"Well, my child, people may be great friends without being very near of an age," laughed her father. "For instance, are not you and I great friends?"

"Oh, we are lovers," she answered with a bright smile up into his eyes. "But then we are not of the same sex."

"And that, you think, makes a difference, eh?" he laughed. "But Max and Ned seem to love me nearly as well as my daughters do."

"Every bit as much, papa!" exclaimed Ned earnestly. "I do, I'm sure."

"That is pleasant to hear, my boy," his father said, smiling fondly upon the little fellow. "And I presume brother Max would say the same if he were here. Ah, we have reached home"; for at that moment the carriage turned in at the great gates.

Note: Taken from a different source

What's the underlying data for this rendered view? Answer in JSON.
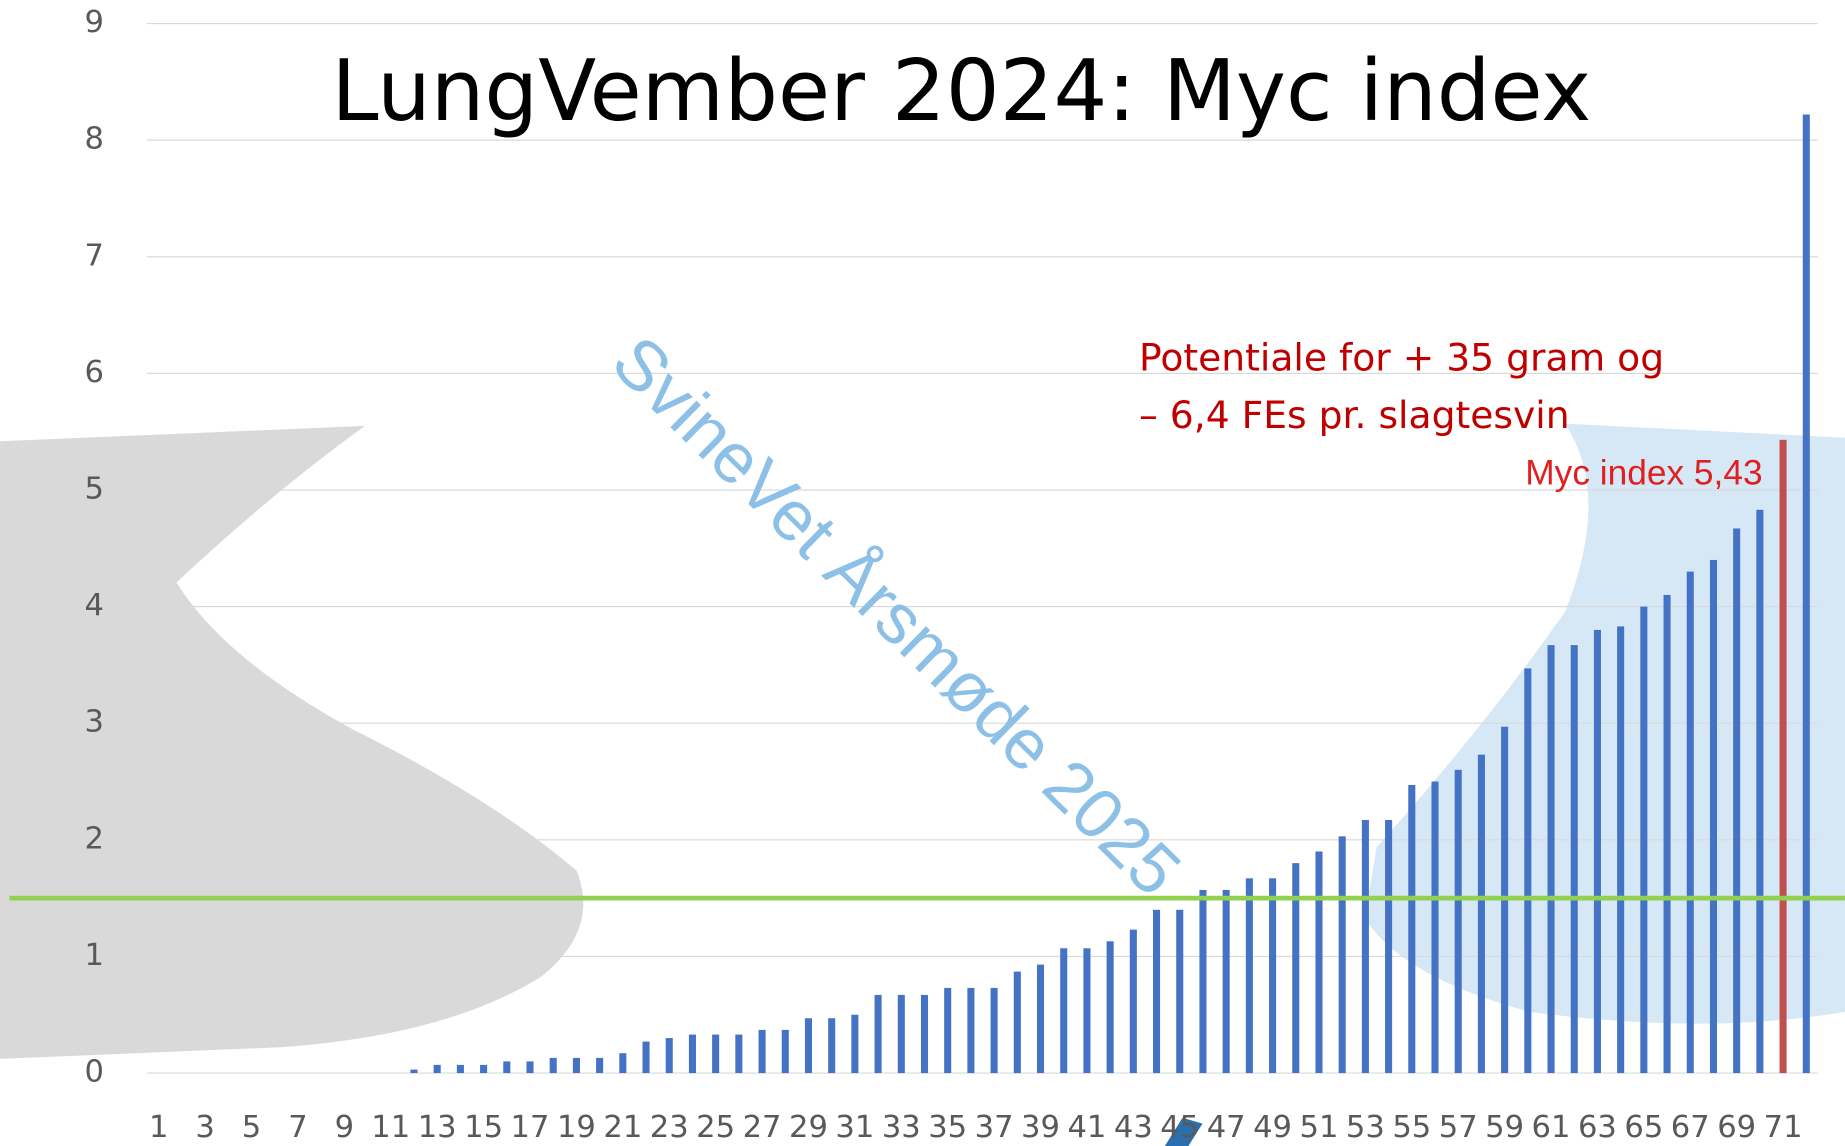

"Our own sweet, lovely home!" said Grace, looking out upon the beautiful grounds with shining eyes. "I am always glad to get back to it, no matter where I have been."

"I too," said Lucilla; "unless my father is somewhere else," she added, giving him a most loving look.

"Ah, I wasn't thinking of being in it without papa," said Grace. "I'd rather live in a hovel with him than in a palace without him."

"I don't doubt it, my darling," he returned. "I am entirely sure of the love of both of you, and of all my children."

"And of your wife, I hope," added Violet in a sprightly tone.